From The Forever War (Nick Bryant, 2024) pp104-6
What was striking about the demagogues of the 20th century was how easily they won mainstream acceptance. Lindbergh’s America First movement enjoyed support from Walt Disney and Henry Ford. McCarthy was a close friend of Joe Kennedy, dated both Patricia and Eunice Kennedy, and became a regular visitor to the family compound at Hyannis Port. Robert Kennedy served as an aide for the notorious Senate Permanent Subcommittee on Investigations chaired by McCarthy — although he resigned five months later in protest at his guilt-by-association tactics. Jack Kennedy was a friend. When the Senate voted in 1954 to censure McCarthy, after tiring of his crackbrain tirades, Kennedy was in hospital recuperating from life-threatening surgery on a wartime spinal injury. Yet unusually for a senator absent from a critical vote, he did not seek a pair. His reticence on McCarthyism partly explained why leading liberals, such as Eleanor Roosevelt, doubted his progressive credentials. But JFK understood that McCarthy was hugely popular with his blue-collar Massachusetts constituents.
After George Wallace was forced from the race in 1972, George McGovern, the most left-wing presidential candidate the Democratic Party had ever fielded, tried repeatedly to secure his endorsement. George H. W. Bush had to offer Pat Buchanan a keynote speaking slot at the 1992 Republican convention, which Pitchfork Pat used to deliver his famed ‘Culture War’ speech in which he claimed, ‘There is a religious war going on in this country. It is a cultural war so critical to the kind of nation we shall be as the Cold War itself, for the war is for the soul of America.’
Frequently, these populist extremists shaped public policy. Coughlin and Long heavily influenced Roosevelt’s New Deal, forcing him to drift leftwards after his early policies were deemed too Wall Street-friendly. The so-called ‘Second New Deal’, from 1935 to 1936, which included interventionist economic reforms that Roosevelt initially opposed, came partly in response to Long and Coughlin’s anti-business populism. ‘Roosevelt owes his liberal sainthood,’ noted the veteran journalist Robert Sherrill, ‘to having been goaded by ideological roughnecks like Long and Coughlin into advocating reforms he was basically rather cool to.”

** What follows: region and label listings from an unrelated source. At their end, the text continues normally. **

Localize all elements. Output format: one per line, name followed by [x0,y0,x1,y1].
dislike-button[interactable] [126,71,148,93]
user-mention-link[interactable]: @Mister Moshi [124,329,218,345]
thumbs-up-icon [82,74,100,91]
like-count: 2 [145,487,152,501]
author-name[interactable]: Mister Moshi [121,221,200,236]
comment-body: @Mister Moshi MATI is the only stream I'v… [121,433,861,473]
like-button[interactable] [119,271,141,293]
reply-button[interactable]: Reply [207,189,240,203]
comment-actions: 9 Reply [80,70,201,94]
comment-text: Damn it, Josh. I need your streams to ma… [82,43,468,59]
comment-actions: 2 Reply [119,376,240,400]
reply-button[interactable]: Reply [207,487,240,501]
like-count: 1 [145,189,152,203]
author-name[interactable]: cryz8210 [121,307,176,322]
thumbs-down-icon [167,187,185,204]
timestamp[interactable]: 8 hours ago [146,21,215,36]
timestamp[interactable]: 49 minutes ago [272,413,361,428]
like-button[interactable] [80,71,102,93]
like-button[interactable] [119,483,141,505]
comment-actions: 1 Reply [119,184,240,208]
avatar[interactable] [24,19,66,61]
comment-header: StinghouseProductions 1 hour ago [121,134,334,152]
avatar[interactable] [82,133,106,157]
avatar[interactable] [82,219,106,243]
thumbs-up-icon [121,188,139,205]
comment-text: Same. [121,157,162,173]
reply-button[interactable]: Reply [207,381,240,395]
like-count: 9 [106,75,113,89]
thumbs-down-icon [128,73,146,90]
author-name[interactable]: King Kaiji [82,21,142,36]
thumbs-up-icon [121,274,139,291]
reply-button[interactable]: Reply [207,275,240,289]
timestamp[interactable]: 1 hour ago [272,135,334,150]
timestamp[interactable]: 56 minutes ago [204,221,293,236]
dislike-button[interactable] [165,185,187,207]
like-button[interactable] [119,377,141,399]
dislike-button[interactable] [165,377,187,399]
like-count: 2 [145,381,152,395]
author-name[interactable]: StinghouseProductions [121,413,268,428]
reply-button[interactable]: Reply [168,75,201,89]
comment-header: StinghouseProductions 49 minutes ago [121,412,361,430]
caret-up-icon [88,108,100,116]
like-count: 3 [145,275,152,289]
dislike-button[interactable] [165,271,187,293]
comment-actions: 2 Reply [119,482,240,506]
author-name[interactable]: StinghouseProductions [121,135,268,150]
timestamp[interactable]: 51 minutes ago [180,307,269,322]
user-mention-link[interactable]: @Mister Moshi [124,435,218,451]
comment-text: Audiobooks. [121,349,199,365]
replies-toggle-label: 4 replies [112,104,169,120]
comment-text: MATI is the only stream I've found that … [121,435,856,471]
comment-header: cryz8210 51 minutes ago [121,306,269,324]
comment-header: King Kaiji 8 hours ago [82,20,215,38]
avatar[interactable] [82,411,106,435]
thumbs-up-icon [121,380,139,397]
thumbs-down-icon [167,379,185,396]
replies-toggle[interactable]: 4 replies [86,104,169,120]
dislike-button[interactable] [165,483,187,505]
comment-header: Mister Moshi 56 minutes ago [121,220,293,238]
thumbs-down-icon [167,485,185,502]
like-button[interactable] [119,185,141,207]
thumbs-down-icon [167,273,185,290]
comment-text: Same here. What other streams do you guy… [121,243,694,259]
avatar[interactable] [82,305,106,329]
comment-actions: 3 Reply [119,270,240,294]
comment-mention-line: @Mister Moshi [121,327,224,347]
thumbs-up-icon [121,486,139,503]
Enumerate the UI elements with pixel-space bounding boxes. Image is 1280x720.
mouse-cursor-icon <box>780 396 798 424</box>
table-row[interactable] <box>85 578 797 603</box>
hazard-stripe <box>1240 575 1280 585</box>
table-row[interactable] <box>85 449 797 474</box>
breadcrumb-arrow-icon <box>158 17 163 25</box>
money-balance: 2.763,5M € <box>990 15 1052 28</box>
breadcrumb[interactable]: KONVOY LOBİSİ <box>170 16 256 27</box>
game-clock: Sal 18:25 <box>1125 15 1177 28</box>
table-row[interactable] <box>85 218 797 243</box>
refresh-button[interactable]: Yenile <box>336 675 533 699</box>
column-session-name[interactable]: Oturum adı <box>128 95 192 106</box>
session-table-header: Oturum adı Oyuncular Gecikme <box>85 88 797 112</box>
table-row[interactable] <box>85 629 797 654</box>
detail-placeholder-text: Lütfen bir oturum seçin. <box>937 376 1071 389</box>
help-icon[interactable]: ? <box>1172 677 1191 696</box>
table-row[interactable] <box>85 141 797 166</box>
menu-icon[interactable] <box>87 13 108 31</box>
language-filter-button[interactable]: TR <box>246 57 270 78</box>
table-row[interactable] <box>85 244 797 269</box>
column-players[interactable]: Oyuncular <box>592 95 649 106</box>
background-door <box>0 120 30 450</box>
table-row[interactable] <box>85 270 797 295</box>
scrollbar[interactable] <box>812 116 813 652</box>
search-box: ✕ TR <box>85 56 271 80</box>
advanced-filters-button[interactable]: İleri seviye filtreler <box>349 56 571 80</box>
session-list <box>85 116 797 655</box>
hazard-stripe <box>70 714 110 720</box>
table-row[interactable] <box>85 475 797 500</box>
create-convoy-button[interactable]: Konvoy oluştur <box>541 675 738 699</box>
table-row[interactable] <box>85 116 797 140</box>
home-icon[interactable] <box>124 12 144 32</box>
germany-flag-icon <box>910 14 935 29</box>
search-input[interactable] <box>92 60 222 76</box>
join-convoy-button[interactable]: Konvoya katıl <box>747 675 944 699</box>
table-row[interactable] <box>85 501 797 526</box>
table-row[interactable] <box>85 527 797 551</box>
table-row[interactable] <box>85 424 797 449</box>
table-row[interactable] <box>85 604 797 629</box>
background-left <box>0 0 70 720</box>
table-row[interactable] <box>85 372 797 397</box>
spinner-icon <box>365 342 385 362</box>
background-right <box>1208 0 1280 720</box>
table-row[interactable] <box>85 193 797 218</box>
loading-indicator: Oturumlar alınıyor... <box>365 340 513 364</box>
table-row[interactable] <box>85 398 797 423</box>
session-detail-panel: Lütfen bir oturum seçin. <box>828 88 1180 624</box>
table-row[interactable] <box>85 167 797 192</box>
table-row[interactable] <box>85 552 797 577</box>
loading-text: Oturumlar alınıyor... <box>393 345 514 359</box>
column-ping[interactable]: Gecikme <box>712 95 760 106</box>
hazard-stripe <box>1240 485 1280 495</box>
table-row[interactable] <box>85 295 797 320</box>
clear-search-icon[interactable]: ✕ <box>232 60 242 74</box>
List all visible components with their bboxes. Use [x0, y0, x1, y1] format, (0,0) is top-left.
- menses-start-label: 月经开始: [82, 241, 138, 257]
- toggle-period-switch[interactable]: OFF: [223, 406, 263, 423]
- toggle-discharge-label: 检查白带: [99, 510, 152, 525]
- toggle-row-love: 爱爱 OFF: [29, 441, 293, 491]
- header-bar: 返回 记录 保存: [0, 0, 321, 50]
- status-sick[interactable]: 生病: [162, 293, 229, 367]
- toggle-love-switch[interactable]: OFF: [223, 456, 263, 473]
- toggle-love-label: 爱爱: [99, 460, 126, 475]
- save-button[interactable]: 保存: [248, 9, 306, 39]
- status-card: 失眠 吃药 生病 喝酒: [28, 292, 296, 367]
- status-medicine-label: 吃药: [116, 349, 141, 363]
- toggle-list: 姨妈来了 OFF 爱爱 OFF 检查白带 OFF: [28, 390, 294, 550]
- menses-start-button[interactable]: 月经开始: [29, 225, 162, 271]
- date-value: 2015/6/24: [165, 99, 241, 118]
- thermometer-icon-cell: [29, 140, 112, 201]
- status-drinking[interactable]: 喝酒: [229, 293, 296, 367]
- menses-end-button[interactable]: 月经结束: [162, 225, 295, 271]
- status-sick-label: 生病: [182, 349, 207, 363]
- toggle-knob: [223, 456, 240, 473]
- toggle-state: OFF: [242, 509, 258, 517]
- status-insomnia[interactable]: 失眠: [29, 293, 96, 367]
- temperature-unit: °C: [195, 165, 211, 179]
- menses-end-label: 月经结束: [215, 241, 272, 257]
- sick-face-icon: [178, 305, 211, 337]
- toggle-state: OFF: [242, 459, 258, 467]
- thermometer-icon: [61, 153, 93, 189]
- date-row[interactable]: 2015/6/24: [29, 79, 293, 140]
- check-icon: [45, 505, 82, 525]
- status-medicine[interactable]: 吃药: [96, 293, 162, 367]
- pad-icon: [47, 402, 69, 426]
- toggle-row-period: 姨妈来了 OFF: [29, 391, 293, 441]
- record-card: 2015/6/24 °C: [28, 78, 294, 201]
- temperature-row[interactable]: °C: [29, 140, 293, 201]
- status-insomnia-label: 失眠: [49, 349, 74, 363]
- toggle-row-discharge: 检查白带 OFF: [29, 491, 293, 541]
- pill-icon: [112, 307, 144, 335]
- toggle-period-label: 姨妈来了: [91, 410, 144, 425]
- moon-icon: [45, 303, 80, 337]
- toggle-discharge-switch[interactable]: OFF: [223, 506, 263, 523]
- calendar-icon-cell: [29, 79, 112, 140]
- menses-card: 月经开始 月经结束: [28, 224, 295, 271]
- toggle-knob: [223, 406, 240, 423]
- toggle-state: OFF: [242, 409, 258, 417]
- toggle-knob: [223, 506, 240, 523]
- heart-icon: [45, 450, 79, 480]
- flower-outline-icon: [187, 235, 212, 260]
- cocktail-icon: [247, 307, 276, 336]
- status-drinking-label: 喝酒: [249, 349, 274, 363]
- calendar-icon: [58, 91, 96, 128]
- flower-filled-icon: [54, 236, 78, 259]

The virulent anti-communism of McCarthyism shaped US foreign policy for decades after his demise. No president wanted to be accused of being soft on communism, which was partly why Truman waged war on the Korean Peninsula, a conflict in which more than 36,000 Americans lost their lives, and why Eisenhower, Kennedy, Johnson and Nixon Americanised the war in Vietnam.
Though Barry Goldwater was buried by a landslide in 1964, his hardline campaign provided the blueprint for Republican victories in five of the next six presidential elections, As the columnist George Will once so memorably put it, ‘He lost 44 states but won the future.’
Likewise, George Wallace shifted the parameters of political acceptability. Prior to his success in the 1972 Florida Primary, as his biographer Dan T. Carter has noted, the White House had ruled out President Nixon ever going on national television to make a speech that was anti-busing Less than 48 hours after Wallace’s victory in the Sunshine State, however, the president did just that by calling for a moratorium. Pat Buchanan’s overt nativism made the Republican Party more hostile towards immigrants. Joe Biden has resumed construction of a section of Donald Trump’s fabled border wall (although, pre-Trump, the Bush and Obama administrations had erected hundreds of miles of walls and fencing along the southern border).
Always there has been a tendency to relegate American demagogues. To view them as fringe figures. To see them as bit players in some historical sideshow. But, as the rise of Trump served to show, they were more central to the story.